The only time I’ve ever “enjoyed” taking out the garbage was when I was a kid hanging out at my grandmother’s house. Like almost everyone in her neighborhood, she had an old oil drum alongside the alley that ran in back of her property. In the days before cities banned burning garbage, she’d put the trash in the drum and light it up with a match. I loved watching the flames leap out of that metal can—and I loved the conversations I’d have with her as we watched it burn. That was fun. Hauling a bag of trash out to a dumpster, having to physically touch the dumpster and open the lid so the trash can be hurled inside, isn’t fun. It’s disgusting.
Sure, I had to take out my own trash when I was single. But I also don’t like stuff with a lot of packaging and I’ve been recycling everything I could for eons. When my husband and I first got interested in each other, I was living in Rogers Park on the North Side of Chicago. My ride home from work on the El got me home late, and I hated walking down the backstairs of my building, four flights down, into a dark and creepy alley to throw away what little trash I'd managed to make while fixing dinner. At some point—and he readily admits that he probably did it because “that’s the kind of stuff guys do when they want a girl to like them”—he started walking the trash down to the dumpster for me. All these years later, he’s still taking out the trash.
“So, essentially, we’ve both fallen into the same gender-based stereotypes we’ve tried to avoid our entire lives,” I said.

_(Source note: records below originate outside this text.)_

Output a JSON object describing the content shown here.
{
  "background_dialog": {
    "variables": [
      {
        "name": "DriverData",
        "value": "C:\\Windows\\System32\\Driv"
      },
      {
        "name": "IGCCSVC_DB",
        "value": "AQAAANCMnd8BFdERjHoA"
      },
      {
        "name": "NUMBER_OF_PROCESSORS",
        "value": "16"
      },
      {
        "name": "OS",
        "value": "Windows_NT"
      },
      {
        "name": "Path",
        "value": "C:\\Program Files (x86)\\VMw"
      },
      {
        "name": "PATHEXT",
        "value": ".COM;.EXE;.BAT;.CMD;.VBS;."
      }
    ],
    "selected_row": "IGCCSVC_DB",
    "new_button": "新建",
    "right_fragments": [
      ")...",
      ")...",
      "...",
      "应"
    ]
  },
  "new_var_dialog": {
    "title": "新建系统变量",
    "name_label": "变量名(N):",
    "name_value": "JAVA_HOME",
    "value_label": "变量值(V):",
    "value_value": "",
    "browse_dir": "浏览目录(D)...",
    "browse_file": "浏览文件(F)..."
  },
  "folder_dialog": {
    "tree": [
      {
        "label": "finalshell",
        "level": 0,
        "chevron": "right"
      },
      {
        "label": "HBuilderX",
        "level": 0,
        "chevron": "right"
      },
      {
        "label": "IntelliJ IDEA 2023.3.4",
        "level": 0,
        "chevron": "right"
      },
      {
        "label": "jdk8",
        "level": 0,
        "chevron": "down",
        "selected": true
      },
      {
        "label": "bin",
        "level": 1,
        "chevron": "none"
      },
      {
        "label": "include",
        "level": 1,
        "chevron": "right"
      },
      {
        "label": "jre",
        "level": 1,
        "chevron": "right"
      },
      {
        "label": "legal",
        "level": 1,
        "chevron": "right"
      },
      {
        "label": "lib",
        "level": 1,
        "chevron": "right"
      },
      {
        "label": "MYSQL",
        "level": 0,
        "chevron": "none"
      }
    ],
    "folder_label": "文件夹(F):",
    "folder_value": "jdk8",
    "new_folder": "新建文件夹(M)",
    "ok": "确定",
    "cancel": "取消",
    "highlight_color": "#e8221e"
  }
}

“Yup, pretty much,” he replied. “Men get to take out the trash.” He paused a moment before adding, “I think all gender stereotypes are bullshit.”
Here was the moment of truth. Here was where he was going to say that he thinks it's time I start taking the trash out to that gross dumpster behind our building. But, there was no turning back from the conversation. “So, why do you still take out the trash, then?”
“It’s more expedient.”
“Meaning that I don’t want to have conversations about it. I just like to get it done.”
Hmm. “But shouldn’t couples talk about these kind of things in a rational, logical way so we don't just repeat the past?”
“Sure, we’re a new generation and there’s room for changing our gender roles, but some men—or at least this man—doesn’t mind doing it. Besides,” he added, “You do way more work than me all the time. Every woman does. If I can’t handle taking out the trash, what would that say about me?”
Of course, after he said that, all thoughts of trash were gone and I found myself remembering why it was that I married him. And—whew—I’m still off the hook when it comes to taking the garbage out. But, now that we've had this little talk, I feel more inclined to take out the trash. Not every day, but once in awhile, just so I don't feel like I'm living out a stereotype.